JACKSONVILLE — The Jacksonville Transportation Authority is revamping its mass transit system. Changes range from new uniforms to revisions of its routes and schedule. Some 30 bus routes are being redesigned to better suit passengers. > Flightstar Aircraft Services, a 915-employee firm that maintains and repairs transport aircraft, is adding a third large hangar in January at Cecil Airport. Fred Cotten’s Bar-B-Q is closing after 68 years. > The 30-story EverBank Center and a parking garage downtown have been sold by El-Ad Florida to Amkin West Bay of Miami for $47.4 million. The building is 60% leased and is the fourth downtown building to be sold in the past year. > The Jacksonville Civic Council, a group of the city’s influential business leaders, is not endorsing plans to tear down the iconic Jacksonville Landing and replace it with two structures that would include apartments, restaurants, shops and possibly a hotel.
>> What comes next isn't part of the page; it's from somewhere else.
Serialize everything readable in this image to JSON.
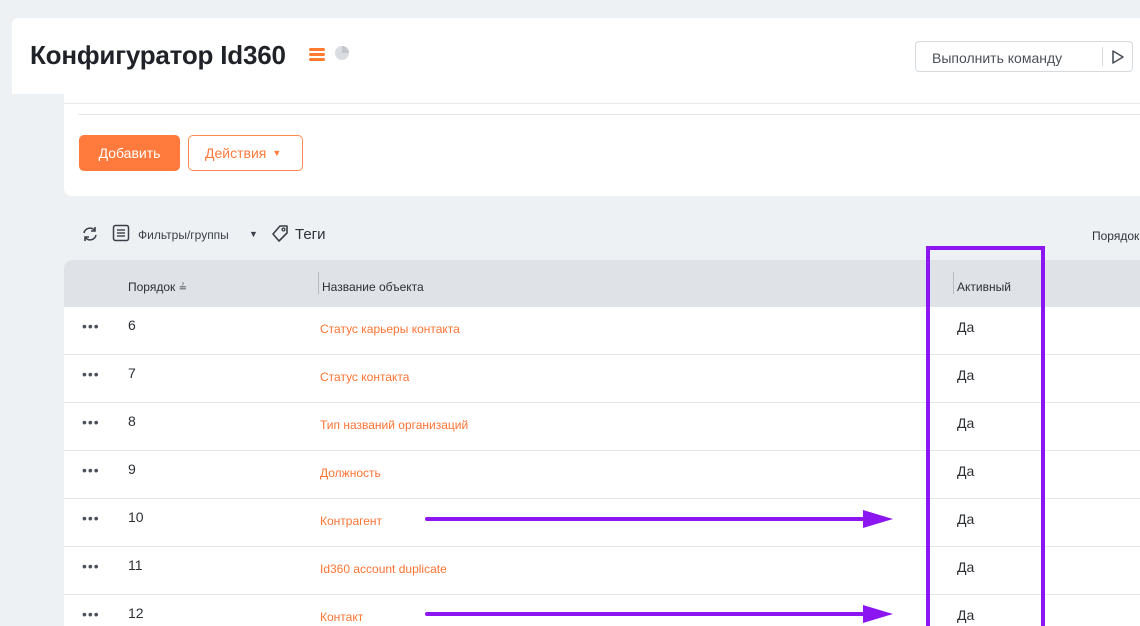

Bob Rhodes, chairman of the Civic Council’s Downtown Task Force, says the group believes a better plan can be developed. The riverfront mall, owned by Seiman Enterprises, is on city-owned property. > Jacksonville-based APR Energy has signed a contract for a peaking power plant in western Australia.
NASSAU COUNTY — A museum honoring the history of American Beach and its founder Abraham Lincoln Lewis, has opened in Fernandina Beach. During segregation, American Beach was designated as a black beach. Lewis, founder of Afro-American Insurance, started the beach community in 1935.
ST. AUGUSTINE — Flagler College has announced the completion of Pollard Hall, the first new academic structure since 1996. The 16,600-sq.-ft. facility, named for benefactor Nelson C. Pollard, a great-great nephew of Henry Flagler, will provide classroom space for communications and psychology students and replace the old communications department building. Railway Worker Training in St. Augustine has been acquired by Kentucky-based R.J. Corman Railroad Group. Corman operates 11 short-line railroads and provides a variety of railway services. It employs more than 1,400 people in 23 states. Corman says the acquisition will not affect the St. Augustine headquarters of RWT, which has about 150 employees.